Que visão tem da arbitragem atual?
O comportamentos dos jogadores e público não é igual perante um árbitro internacional, em que quase tudo se lhe perdia e se “baixa a bolinha”, por receio de punição da UEFA. A desconfiança interna deve-se à falta de formação e a outros fenómenos. O Apito Dourado não puniu árbitros… Há promiscuidade entre poder político, autárquico e empresas públicas, talvez troca de favores de cargos. O maior problema da arbitragem é o dos árbitros jovens serem obrigados a coletar-se e pagar impostos quando começam a carreira e, assim, vão apitar com prejuízos. Leva ao abandono de grandes valores. Ainda assim, temos 30 mulheres no distrito, algumas com 14-18 anos. O meu filho Renato arbitra na 3.ª Divisão, o que me orgulha.

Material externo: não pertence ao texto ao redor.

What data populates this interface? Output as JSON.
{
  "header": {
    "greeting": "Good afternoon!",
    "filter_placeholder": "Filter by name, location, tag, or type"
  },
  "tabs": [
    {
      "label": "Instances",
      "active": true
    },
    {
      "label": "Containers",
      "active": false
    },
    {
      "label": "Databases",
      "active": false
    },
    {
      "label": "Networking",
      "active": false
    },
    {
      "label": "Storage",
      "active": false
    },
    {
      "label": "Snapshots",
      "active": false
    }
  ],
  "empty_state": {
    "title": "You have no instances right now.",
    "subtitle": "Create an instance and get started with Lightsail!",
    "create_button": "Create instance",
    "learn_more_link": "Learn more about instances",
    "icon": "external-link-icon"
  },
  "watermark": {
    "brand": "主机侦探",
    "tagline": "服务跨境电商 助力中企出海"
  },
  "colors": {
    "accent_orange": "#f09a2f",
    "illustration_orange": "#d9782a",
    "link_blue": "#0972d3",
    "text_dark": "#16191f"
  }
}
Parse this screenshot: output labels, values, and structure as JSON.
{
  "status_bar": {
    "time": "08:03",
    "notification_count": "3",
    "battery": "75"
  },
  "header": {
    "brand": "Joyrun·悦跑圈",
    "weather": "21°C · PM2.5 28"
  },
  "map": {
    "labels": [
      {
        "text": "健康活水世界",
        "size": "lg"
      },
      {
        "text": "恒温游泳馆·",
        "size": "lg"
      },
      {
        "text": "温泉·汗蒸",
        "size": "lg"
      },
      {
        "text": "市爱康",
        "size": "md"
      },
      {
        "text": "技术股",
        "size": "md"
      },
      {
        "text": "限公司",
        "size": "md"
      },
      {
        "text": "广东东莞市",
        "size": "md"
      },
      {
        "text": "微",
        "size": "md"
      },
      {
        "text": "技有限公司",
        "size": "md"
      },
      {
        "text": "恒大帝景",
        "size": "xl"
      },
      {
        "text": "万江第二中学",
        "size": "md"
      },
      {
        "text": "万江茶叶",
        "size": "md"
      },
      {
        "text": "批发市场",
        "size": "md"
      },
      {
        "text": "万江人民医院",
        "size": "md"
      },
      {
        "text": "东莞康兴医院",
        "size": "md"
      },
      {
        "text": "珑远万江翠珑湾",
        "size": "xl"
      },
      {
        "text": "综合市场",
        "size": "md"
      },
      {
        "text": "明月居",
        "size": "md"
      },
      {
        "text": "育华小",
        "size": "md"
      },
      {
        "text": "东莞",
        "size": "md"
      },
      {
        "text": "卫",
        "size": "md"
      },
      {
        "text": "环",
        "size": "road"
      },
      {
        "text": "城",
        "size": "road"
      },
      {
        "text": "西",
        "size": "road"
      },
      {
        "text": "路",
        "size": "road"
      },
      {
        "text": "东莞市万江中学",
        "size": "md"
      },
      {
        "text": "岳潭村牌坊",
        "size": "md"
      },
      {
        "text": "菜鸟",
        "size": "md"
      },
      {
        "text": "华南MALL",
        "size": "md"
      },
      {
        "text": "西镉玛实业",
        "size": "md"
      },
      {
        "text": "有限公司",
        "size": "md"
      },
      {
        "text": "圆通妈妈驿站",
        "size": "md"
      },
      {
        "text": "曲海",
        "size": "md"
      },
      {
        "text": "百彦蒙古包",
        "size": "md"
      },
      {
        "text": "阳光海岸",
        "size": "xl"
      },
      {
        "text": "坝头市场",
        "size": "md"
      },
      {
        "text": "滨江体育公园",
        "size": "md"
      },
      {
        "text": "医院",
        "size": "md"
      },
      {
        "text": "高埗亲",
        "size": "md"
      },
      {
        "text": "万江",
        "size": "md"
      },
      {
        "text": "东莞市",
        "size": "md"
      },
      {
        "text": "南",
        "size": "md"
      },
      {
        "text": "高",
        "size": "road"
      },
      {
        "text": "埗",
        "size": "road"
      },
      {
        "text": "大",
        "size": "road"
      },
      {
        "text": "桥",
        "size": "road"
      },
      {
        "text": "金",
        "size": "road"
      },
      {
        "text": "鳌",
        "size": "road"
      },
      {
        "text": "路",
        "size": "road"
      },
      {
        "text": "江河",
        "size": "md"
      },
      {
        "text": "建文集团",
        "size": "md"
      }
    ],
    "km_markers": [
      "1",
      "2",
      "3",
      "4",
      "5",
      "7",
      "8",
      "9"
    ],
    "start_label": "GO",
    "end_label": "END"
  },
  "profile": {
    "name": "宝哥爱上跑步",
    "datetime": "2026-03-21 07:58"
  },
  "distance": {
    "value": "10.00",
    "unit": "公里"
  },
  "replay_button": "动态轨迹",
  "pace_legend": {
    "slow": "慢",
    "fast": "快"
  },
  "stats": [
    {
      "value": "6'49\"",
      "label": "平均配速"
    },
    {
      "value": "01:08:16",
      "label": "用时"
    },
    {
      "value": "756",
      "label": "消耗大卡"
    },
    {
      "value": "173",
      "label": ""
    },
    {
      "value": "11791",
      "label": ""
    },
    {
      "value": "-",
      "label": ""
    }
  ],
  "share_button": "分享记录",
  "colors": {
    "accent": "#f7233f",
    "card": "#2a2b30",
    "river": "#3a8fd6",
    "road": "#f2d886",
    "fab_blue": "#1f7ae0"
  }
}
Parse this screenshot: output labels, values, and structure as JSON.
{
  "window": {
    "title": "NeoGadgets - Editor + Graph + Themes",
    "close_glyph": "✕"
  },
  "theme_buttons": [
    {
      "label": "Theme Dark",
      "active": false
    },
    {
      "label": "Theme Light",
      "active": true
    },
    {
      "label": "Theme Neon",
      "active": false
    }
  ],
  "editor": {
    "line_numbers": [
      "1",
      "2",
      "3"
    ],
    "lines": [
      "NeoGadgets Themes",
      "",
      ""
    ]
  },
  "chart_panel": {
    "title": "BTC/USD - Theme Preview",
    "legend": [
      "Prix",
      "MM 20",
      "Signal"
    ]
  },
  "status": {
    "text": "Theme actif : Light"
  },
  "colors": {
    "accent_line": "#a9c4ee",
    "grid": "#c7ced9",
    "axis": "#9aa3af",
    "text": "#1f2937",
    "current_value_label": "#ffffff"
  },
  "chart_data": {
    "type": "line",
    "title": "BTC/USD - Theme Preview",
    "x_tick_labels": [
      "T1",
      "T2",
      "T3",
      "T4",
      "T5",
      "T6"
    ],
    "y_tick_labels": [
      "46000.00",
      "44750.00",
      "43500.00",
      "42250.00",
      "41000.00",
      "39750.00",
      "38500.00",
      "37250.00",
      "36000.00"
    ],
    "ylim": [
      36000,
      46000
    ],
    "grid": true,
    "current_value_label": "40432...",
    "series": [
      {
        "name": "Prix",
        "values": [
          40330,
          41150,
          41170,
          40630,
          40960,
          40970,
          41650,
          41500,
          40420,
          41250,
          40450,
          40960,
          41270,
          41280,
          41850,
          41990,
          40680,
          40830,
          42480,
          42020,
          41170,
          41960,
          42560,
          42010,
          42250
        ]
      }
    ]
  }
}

Foi na entrevista atrás citada, que fez capa da Revista Sim, em setembro de 2008, que Adão Mendes deu a sua visão sobre o futebol na altura. O tema que fez título da entrevista até estava relacionado com a parte sindicalista da carreira do antigo árbitro. “Não quero chegar ao Comité Central do PCP, porque gosto de ser rebelde e não formatado”, defendia a figura que, como militar, esteve na ponte sobre o Tejo no 25 de abril, além de ter chegado a fazer plenários em cima de uma Renault 4L, essa mítica viatura de outros tempos. Mas não deixou de abordar outros assuntos.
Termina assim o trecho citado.